Les urbanistes des années 1960 ne sont pas les seuls à avoir planifié l’entassement de populations entières dans des structures d’habitation aussi monumentales qu’impersonnelles. Certains animaux ne sont pas en reste.
On pense bien sûr aux fourmilières industrieuses, aux ruches bourdonnantes, sans parler du gigantisme des termitières.
Un nouvel exemple de cette architecture de masse nous vient d’Asie. Non pas sous la forme des gratte-ciel conquérants de Shanghaï ou de Singapour, mais dans la prolifération des nids de frelons asiatiques. Accrochés au sommet des arbres, patiemment construits à base de cellulose mâchée, aux contours faussement bâclés, en réalité structurés selon un sens infaillible de la géométrie, répétition ad libitum du motif de la cellule hexagonale, ce sont des cités-dortoirs qu’aucun architecte n’aurait osé construire chez nous pour résoudre la crise du logement.

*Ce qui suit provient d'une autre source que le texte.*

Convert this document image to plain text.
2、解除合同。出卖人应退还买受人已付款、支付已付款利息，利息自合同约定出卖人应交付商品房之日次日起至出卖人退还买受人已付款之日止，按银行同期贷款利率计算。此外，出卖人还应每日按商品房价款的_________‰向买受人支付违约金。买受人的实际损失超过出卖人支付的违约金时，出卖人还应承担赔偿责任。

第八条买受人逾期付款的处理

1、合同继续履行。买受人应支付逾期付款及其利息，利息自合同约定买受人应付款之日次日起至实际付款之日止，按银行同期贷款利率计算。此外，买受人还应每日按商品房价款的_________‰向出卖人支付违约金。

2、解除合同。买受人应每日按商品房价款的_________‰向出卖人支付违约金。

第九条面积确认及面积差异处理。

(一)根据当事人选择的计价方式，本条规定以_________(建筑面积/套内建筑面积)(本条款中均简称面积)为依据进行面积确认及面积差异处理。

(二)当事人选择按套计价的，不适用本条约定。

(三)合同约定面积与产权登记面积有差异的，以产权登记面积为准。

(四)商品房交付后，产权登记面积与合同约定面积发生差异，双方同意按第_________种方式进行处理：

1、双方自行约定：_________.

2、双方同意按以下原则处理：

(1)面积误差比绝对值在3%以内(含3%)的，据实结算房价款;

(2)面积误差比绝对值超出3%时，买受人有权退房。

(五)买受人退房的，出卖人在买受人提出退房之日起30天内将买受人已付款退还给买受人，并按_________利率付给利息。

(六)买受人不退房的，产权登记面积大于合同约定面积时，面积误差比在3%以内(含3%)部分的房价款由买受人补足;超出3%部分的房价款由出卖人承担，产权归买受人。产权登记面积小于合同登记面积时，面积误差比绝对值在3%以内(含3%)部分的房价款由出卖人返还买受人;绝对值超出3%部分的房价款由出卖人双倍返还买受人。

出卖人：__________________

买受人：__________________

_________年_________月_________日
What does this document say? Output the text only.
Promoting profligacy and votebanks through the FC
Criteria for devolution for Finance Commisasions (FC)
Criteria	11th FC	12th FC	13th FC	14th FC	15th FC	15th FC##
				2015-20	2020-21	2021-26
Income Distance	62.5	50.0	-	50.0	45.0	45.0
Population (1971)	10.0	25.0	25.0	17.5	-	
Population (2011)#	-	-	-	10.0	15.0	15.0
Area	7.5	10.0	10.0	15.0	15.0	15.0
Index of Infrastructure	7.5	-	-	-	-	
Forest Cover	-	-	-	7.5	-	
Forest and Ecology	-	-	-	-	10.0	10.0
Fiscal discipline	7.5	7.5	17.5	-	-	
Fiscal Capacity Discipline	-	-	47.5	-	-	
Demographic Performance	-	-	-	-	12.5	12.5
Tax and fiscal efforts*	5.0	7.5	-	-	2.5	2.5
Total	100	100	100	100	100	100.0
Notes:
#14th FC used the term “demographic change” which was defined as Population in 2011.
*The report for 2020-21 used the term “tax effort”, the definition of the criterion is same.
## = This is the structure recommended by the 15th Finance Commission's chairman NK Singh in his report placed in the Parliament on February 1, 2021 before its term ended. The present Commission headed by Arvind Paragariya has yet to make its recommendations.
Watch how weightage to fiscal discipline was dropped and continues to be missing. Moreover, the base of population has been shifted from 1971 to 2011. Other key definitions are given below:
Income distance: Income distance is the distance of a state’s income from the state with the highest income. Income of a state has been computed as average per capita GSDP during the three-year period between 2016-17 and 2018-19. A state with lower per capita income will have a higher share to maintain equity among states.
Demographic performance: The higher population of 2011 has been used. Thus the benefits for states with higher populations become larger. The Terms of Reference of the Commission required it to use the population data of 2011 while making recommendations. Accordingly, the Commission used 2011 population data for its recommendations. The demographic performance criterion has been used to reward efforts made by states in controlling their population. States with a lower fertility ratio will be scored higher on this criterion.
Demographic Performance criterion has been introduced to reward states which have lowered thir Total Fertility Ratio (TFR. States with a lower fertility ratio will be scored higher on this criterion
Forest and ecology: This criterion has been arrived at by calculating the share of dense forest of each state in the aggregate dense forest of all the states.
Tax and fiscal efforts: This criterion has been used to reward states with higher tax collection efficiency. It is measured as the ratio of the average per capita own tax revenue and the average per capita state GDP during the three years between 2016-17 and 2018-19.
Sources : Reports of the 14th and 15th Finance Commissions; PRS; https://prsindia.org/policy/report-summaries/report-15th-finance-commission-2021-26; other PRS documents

Et comble du labeur sans retenue, ce chef-d’œuvre d’habitat collectif est abandonné aux quatre vents sitôt l’hiver venu.
Ses habitants, les survivants, se sont dispersés, puis enfouis dans des recoins à l’abri du froid, prêts à resurgir dès les premiers rayons du printemps, programmés pour reconstruire, saison après saison, ces vaisseaux amiraux sans avenir, fonctionnels le temps d’une saison, puis abandonnés sans regret, carcasses vides d’un génie constructeur inlassable, répétitif, implacable.